The losses on Friday put the three major indexes on track to finish lower for the week despite starting with three straight positive sessions.

Thursday’s losses erased Wednesday’s big post-Federal Reserve meeting rally. Fed Chair Jerome Powell ruled out the prospect of larger rate hikes on Wednesday, sending the S&P 500 and the Dow to their best daily gains since 2020.

Technology stocks bore the brunt of Thursday’s fall, with cloud companies, e-retailers and mega-cap names seeing steep declines. That trend continued on Friday, with Microsoft and Amazon falling more than 1% and Netflix dropping 2.5%.
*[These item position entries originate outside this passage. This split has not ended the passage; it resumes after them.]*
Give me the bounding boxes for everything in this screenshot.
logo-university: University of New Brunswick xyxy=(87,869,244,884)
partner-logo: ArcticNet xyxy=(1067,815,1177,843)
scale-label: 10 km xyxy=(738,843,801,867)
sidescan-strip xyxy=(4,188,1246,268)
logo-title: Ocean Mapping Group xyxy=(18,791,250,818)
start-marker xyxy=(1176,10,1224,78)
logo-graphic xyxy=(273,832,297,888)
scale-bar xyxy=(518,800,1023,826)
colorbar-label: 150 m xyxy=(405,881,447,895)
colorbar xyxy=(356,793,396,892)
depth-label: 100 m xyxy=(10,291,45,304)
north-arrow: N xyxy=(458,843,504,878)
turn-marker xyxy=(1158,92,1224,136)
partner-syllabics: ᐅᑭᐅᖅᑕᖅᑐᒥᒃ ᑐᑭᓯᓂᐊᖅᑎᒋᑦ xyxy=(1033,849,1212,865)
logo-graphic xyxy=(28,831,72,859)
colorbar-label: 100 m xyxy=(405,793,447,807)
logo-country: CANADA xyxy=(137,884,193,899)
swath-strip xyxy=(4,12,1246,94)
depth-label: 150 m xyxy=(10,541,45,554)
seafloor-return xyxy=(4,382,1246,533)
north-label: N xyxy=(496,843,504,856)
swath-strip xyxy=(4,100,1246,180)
Speculative areas of the market such as biotech and solar energy were also hit hard on Friday. Illumina dropped more than 11%, while Enphase Energy fell nearly 5%.

On the earnings front, shares of Under Armour dropped more than 22% after the apparel company missed estimates on the top and bottom lines. That appeared to hurt rival Nike, whose shares dropped more than 6% and weighed on the Dow.

DoorDash tumbled 12% and Block dropped 3% after missing key estimates in their reports.

The losses came despite an April jobs report that showed a gain of 428,000 jobs, more than the 400,000 expected by economists surveyed by Dow Jones.

Treasury prices jumped sharply, with yields falling to 3.09% from Thursday’s 3.03%. Treasury prices and yields move in opposite directions.

Oil prices gained 93 cents to $109.19 U.S. a barrel.

Gold prices took on $8.40 to $1,884.10 U.S. an ounce.